The Bida glass industry is centred on the efu guild -- hereditary glassworking families in the emirate city of Bida, Niger State -- who produce wound and drawn beads as well as small glass vessels using recycled glass remelted in clay furnaces. The industry is documented from at least the eighteenth century and survived colonial disruption, making Bida one of a handful of sub-Saharan locations with a continuous, named local bead-production tradition. Characteristic bead types appear in translucent greens, turquoise blues, and amber tones, with gentle colour striations along the bead axis and slight surface irregularity distinguishing them from the uniform surfaces of industrially made trade beads.
Within Nupe society and across the wider central-Nigerian trade network, Bida beads functioned as prestige objects, bridewealth items, and currency substitutes, as documented by S.F. Nadel in A Black Byzantium (1942).
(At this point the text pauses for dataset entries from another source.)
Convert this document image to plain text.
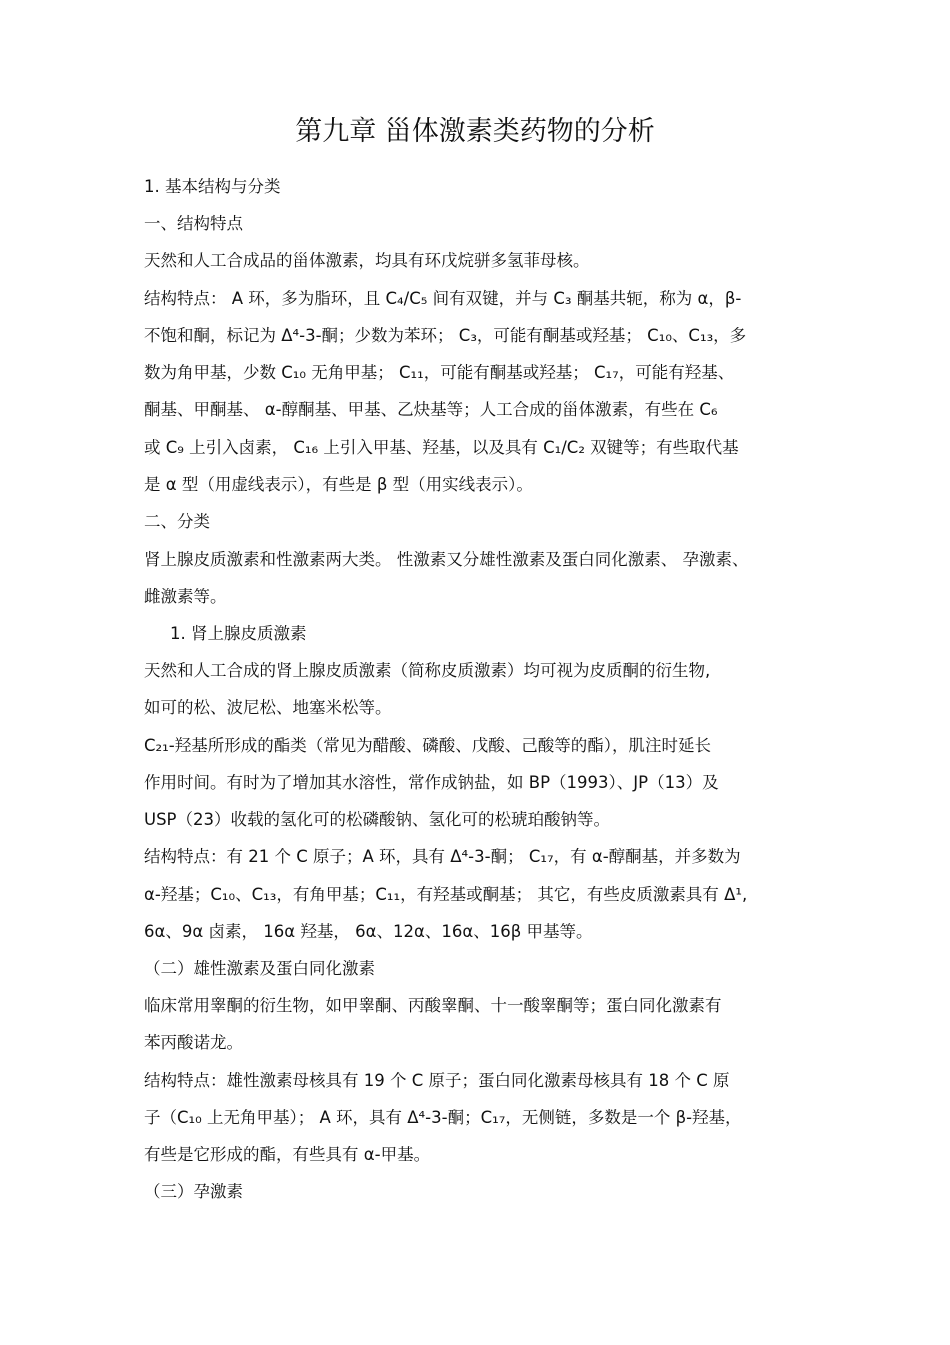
第九章 甾体激素类药物的分析
1. 基本结构与分类
一、结构特点
天然和人工合成品的甾体激素，均具有环戊烷骈多氢菲母核。
结构特点： A 环，多为脂环，且 C₄/C₅ 间有双键，并与 C₃ 酮基共轭，称为 α，β-
不饱和酮，标记为 Δ⁴-3-酮；少数为苯环； C₃，可能有酮基或羟基； C₁₀、C₁₃，多
数为角甲基，少数 C₁₀ 无角甲基； C₁₁，可能有酮基或羟基； C₁₇，可能有羟基、
酮基、甲酮基、 α-醇酮基、甲基、乙炔基等；人工合成的甾体激素，有些在 C₆
或 C₉ 上引入卤素， C₁₆ 上引入甲基、羟基，以及具有 C₁/C₂ 双键等；有些取代基
是 α 型（用虚线表示），有些是 β 型（用实线表示）。
二、分类
肾上腺皮质激素和性激素两大类。 性激素又分雄性激素及蛋白同化激素、 孕激素、
雌激素等。
1. 肾上腺皮质激素
天然和人工合成的肾上腺皮质激素（简称皮质激素）均可视为皮质酮的衍生物,
如可的松、波尼松、地塞米松等。
C₂₁-羟基所形成的酯类（常见为醋酸、磷酸、戊酸、己酸等的酯），肌注时延长
作用时间。有时为了增加其水溶性，常作成钠盐，如 BP（1993）、JP（13）及
USP（23）收载的氢化可的松磷酸钠、氢化可的松琥珀酸钠等。
结构特点：有 21 个 C 原子；A 环，具有 Δ⁴-3-酮； C₁₇，有 α-醇酮基，并多数为
α-羟基；C₁₀、C₁₃，有角甲基；C₁₁，有羟基或酮基； 其它，有些皮质激素具有 Δ¹,
6α、9α 卤素， 16α 羟基， 6α、12α、16α、16β 甲基等。
（二）雄性激素及蛋白同化激素
临床常用睾酮的衍生物，如甲睾酮、丙酸睾酮、十一酸睾酮等；蛋白同化激素有
苯丙酸诺龙。
结构特点：雄性激素母核具有 19 个 C 原子；蛋白同化激素母核具有 18 个 C 原
子（C₁₀ 上无角甲基）； A 环，具有 Δ⁴-3-酮；C₁₇，无侧链，多数是一个 β-羟基，
有些是它形成的酯，有些具有 α-甲基。
（三）孕激素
Their collectibility rests on their status as a localised, historically grounded material culture product rather than an import, and on the relative difficulty of securely dating examples -- a task that depends on comparative collection reference and physical analysis rather than stylistic criteria alone. The efu guild's hereditary transmission of furnace technique gives the production a social depth directly analogous to the Nupe woodcarving and metalworking guilds.